Below is a plain-English summary of what was recalled, why it was recalled, how to tell whether you have the affected product, and what steps you can take. For the complete and most current details, you can view the FDA record linked further down this page.
What was recalled?
This recall covers Prednisolone Acetate Ophthalmic Suspension, USP, with approximately 2,530,182 bottles affected. The company behind the recall is Lupin Limited, based in Nationwide. The FDA describes the product as: “Prednisolone Acetate Ophthalmic Suspension, USP, 1% (steroid eye drops) in 5 mL, 10 mL, and 15 mL bottles; more than 2.5 million bottles distributed nationwide”
Why was Prednisolone Acetate Ophthalmic Suspension, USP recalled?
According to the FDA, the stated reason for the recall is: “Presence of a foreign substance found in the eye drops. The recall covers 2,530,182 bottles of Prednisolone Acetate Ophthalmic Suspension, USP, 1%, manufactured in Pithampur, India, and was initiated May 18, 2026. Prescription steroid eye drops of this kind are used to treat eye inflammation; steri….” In plain terms, this recall relates to foreign material.
A foreign material recall means that pieces of something which should not be in food — such as metal, plastic, or glass — may be present. These can pose a choking hazard or cause injury.

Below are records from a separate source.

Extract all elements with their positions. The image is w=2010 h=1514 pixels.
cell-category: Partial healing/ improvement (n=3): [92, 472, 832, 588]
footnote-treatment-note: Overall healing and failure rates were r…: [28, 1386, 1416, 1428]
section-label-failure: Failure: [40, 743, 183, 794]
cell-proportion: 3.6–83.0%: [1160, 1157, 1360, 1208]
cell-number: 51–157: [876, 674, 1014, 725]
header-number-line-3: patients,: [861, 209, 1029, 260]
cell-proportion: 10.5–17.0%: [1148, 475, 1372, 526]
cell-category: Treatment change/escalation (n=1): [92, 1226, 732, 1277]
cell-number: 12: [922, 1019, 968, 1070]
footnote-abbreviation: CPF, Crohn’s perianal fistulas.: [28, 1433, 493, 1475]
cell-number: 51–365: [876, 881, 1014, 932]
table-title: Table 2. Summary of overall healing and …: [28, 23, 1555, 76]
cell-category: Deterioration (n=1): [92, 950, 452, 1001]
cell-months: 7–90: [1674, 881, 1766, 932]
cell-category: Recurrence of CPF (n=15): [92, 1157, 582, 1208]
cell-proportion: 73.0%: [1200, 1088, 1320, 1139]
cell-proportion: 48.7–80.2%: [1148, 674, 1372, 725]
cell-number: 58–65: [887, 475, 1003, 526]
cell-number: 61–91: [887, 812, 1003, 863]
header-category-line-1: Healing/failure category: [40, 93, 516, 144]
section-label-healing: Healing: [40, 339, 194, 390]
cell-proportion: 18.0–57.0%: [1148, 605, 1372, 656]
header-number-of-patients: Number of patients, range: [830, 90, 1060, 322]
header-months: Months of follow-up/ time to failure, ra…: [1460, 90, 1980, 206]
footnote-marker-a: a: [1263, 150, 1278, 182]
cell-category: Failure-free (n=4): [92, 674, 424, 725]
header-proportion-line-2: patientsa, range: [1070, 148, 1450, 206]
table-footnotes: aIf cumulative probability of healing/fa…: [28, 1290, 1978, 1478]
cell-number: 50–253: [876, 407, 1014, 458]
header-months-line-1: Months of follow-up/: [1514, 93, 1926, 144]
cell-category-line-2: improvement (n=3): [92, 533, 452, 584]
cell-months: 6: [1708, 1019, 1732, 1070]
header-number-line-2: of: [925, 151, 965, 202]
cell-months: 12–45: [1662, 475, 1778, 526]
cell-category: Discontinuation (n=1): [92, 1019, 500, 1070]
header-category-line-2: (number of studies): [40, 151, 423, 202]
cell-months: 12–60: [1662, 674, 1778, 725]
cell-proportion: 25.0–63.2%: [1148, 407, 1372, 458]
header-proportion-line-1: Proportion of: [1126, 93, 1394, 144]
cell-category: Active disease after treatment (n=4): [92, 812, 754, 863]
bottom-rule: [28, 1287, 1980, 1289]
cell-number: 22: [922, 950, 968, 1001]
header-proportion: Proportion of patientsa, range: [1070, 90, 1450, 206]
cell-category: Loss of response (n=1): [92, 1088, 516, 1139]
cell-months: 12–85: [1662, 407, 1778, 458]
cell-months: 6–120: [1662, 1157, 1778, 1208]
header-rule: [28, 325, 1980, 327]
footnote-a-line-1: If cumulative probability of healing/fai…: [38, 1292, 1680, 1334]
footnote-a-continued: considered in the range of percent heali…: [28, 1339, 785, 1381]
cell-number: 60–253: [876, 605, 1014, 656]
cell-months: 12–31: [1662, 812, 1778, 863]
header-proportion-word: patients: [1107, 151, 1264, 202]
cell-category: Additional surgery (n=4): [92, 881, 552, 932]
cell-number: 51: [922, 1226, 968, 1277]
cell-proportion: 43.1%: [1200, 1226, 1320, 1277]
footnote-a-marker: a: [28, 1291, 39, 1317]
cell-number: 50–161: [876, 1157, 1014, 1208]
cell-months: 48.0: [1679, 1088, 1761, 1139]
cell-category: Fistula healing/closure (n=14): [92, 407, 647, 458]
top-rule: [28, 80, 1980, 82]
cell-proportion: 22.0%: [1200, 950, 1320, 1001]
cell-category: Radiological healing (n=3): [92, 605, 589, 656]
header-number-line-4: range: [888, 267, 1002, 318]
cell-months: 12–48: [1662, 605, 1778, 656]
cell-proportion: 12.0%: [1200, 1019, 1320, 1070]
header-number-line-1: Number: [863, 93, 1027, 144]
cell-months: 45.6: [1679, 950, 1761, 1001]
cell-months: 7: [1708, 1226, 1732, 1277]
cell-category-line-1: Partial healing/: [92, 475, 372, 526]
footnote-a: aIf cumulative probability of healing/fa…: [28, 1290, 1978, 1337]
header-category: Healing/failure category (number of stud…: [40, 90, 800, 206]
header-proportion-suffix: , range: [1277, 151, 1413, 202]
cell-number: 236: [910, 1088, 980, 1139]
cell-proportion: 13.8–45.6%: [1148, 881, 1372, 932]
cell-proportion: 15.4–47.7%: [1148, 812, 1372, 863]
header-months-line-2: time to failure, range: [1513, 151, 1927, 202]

Recalls like these are issued to remove the affected product before anyone is hurt.
What should you do?
If you think you may have bought Prednisolone Acetate Ophthalmic Suspension, USP, compare it against the product description and identifying codes (Prescription eye drops — if you use prednisolone acetate 1% drops, check with your pharmacist to confirm whether your bottle is affected before stopping any pr…) before using it. This recall is currently listed as ongoing.
The general guidance for a matching product is to stop using it and follow the instructions in the official FDA recall notice, which may include a repair, replacement, refund, or safe disposal. When in doubt, contact Lupin Limited or your local health authority.
About this recall
This recall was distributed in Nationwide. RecallRadar summarizes recall information from public FDA data to make it easier to understand. We are an independent service and are not affiliated with the FDA or any government agency, so please always refer to the official source for the authoritative record — and note the “last synced” date shown on this page, since recall details can change over time.
Full recall details
- Status
- Ongoing
- Date reported
- July 6, 2026
- Recall started
- May 18, 2026
- Distributed in
- Nationwide
What you can do
Check whether any product you have matches the description and codes above. If it does, stop using it and follow the instructions in the official recall notice. When in doubt, contact the company or your local health authority.
Quick answers
Why was Prednisolone Acetate Ophthalmic Suspension, USP recalled?+
According to the FDA: Presence of a foreign substance found in the eye drops.
How serious is this recall?+
Classification pending. The agency has not yet assigned a severity class to this recall. Classification usually follows the initial announcement by several weeks — check the official notice for the latest status.
What should I do if I have Prednisolone Acetate Ophthalmic Suspension, USP?+
Compare your product against the description and identifying codes on this page. If it matches, stop using it and follow the instructions in the official recall notice — this usually means returning it for a refund or discarding it. When in doubt, contact the company or your local health authority.
Opens the U.S. Food and Drug Administration (FDA) data for this recall.
Recall number: FDA-PR-LUPIN-EYEDROPS-2026. Information last synced from the FDA on July 8, 2026.